Your work involves a lot of sources that exist in the world already, but it's not appropriation in the classical sense of 1980s appropriation art. It feels to me quite different, and I wonder how you feel about that term “appropriation” and whether you actually see it as being useful for thinking about your work. Or whether there's a better way to think about your relationship to existing cultural production.

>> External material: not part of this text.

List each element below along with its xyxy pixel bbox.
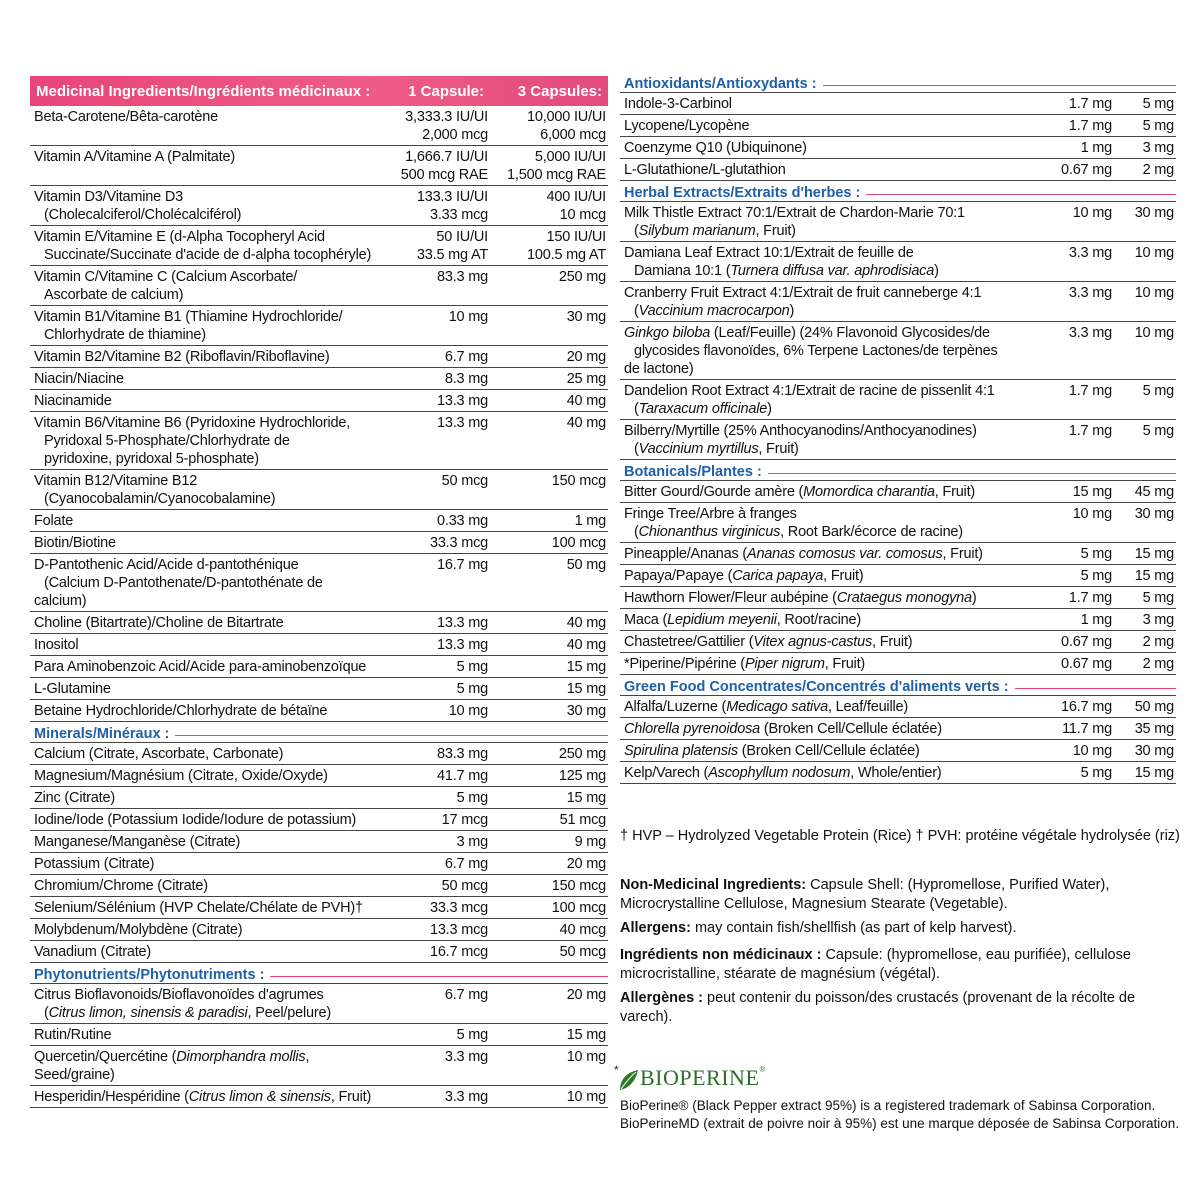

Well, that's definitely something I look forward to really diving into with the show, because it's not a question that has really needed to be answered until we came to do this. Within my practice, I don't have anything like an “original” in the sense that if you asked me to just do a painting from my imagination, I would have no idea what to do. Everything I make is in response to something else. It's always driven by a desire to understand, almost like an act of veneration; it’s something slightly perverse – caressing someone's cheek with your paintbrush by painting in a similar style. It's pure pleasure to be in the skin of something or someone that you find exciting. Even though everything can seem so stiff in my work, it’s all driven by very exciting and excited emotions to engage. Sometimes I can almost force myself to dream about certain things. If I go to a certain place and then read about it, I can engineer my dreams to put me somewhere. And making paintings is a bit the same. You get to be in your head in this place where you want to be, whether it’s the Soviet Union in the 1930s or Expo 58 in Brussels. You can indulge yourself in this genuine desire which is maybe unexplainable. You then produce something else. You become part of a cultural phenomenon.